Against this backdrop, below we highlight a few winning leveraged ETF areas of last week.
Energy
Microsectors U.S. Big Oil Index 3X ETN – Up 18.1%
Microsectors Oil & Gas Exp. & Prod. 3X Leveraged (OILU - Free Report) – Up 15.8%
The above explanation clearly points out why leveraged energy ETFs won last week. The OPEC+ group met recently and decided to continue its existing policies of moderate output increases. The group has ignored Biden administration’s requests to raise output at a faster pace. Moreover, the recent emergence and popularity of green energy led to declining investments in oil and natural gas. Per WSJ, U.S. shale drillers may never return to pre-pandemic production growth levels, thanks to increasing input and labor costs as well as lack of financing.
Cloud Computing
Ultra Nasdaq Cloud Computing ETF (SKYU - Free Report) – Up 15.6%
The space and the ETF benefited last week mainly from Amazon’s gain. Post earnings, Amazon recorded the greatest single-day gains in value. Shares of the online retail and cloud computing giant jumped 13.5% on Friday due to its blowout earnings report. "Amazon is uniquely positioned to exit this crisis as one of the biggest beneficiaries of accelerated digital transformation," Monness Crespi Hardt analyst Brian White wrote in a research note.
Metal Miners
Direxion Daily Metal Miners Bull 2X – Up 14.8%
The fund measures the leveraged performance of the equity securities of companies hailing from the metals and mining industry. Metals’ prices have been on an uphill ride in recent trading. Investments in metals are normally considered a hedging tool against inflation. Probably this is why, metals have been exhibiting rally lately.
China
FTSE China Bull 3X Direxion (YINN - Free Report) – Up 14.7%
China’s economy expanded 4.0% year over year in Q4 of 2021, easing from a 4.9% expansion in the previous period but exceeding the market consensus of 3.6%, per tradingeconomics. According to Citigroup analyst Peng, China is likely to see easing for both monetary and fiscal policy, as published on CNBC. As against the developed economies that are considering tightening of policies, China has slashed interest rates recently to boost its economy. This policy differential is probably steering investors toward China, which probably offers value now (read: What Lies Ahead for China ETFs in the Year of Tiger?).
China Internet
CSI China Internet Index Bull 2X Direxion (CWEB - Free Report) – Up 13.4%
China’s Internet stocks appear cheap. Although more regulatory stringencies are on the way, hurting Internet companies’ growth prospects, bargain-hunting probably offered China’s Internet stocks a lift. For example, Alibaba Group Holding (BABA) is trading at a high-teens price to earnings multiples, which is far cheaper than its global peers, and drew some bargain hunters in recent weeks, per an article published on barrons.com.
Semiconductors
Semiconductor Bull 3X Direxion (SOXL - Free Report) – Up 13.2%
Per the Semiconductor Industry Association, global sales of semiconductors totaled $144.8 billion during the third quarter of 2021, marking an increase of 27.6% over the third quarter of 2020 and 7.4% from the second quarter of 2021. Although the industry is grappling with a chip crunch, the ever-increasing demand is a plus for the space (read: Be Choosy In Tech Investing: ETFs to Buy/Sell).
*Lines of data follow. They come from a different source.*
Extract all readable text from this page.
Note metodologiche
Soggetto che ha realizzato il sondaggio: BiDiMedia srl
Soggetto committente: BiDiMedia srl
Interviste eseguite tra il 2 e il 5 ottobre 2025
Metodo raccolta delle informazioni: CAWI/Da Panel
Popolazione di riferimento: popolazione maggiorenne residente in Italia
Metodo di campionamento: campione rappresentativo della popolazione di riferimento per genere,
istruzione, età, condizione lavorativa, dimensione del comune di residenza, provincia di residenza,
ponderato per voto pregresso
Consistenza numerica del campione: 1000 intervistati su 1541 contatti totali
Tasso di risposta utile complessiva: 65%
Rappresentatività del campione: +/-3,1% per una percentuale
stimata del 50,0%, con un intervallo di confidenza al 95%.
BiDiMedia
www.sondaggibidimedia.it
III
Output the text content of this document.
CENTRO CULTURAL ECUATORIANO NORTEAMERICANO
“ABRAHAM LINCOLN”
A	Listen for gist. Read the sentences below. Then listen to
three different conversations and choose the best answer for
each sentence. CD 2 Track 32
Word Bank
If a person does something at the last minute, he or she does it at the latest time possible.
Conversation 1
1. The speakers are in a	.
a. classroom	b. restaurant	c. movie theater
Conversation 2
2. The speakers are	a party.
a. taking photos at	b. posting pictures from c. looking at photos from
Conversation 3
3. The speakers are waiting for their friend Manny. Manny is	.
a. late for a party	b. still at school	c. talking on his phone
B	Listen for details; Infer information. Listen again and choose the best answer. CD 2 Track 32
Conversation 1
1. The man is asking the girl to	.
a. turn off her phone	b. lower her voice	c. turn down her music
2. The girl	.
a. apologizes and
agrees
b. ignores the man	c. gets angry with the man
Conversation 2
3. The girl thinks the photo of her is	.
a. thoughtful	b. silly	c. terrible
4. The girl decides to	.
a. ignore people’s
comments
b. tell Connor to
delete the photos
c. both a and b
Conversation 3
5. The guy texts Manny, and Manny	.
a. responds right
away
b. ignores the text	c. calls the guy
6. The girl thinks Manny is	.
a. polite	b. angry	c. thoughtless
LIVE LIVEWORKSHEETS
“Semiconductor shipments reached all-time highs in the third quarter of 2021, demonstrating both the ongoing high global demand for chips and the industry’s extraordinary efforts to ramp up production to meet that demand,” said John Neuffer, SIA president and CEO. The latest upbeat earnings from Nvidia (NVDA) and Advanced Micro Devices (AMD) also point to the industry’s wellbeing.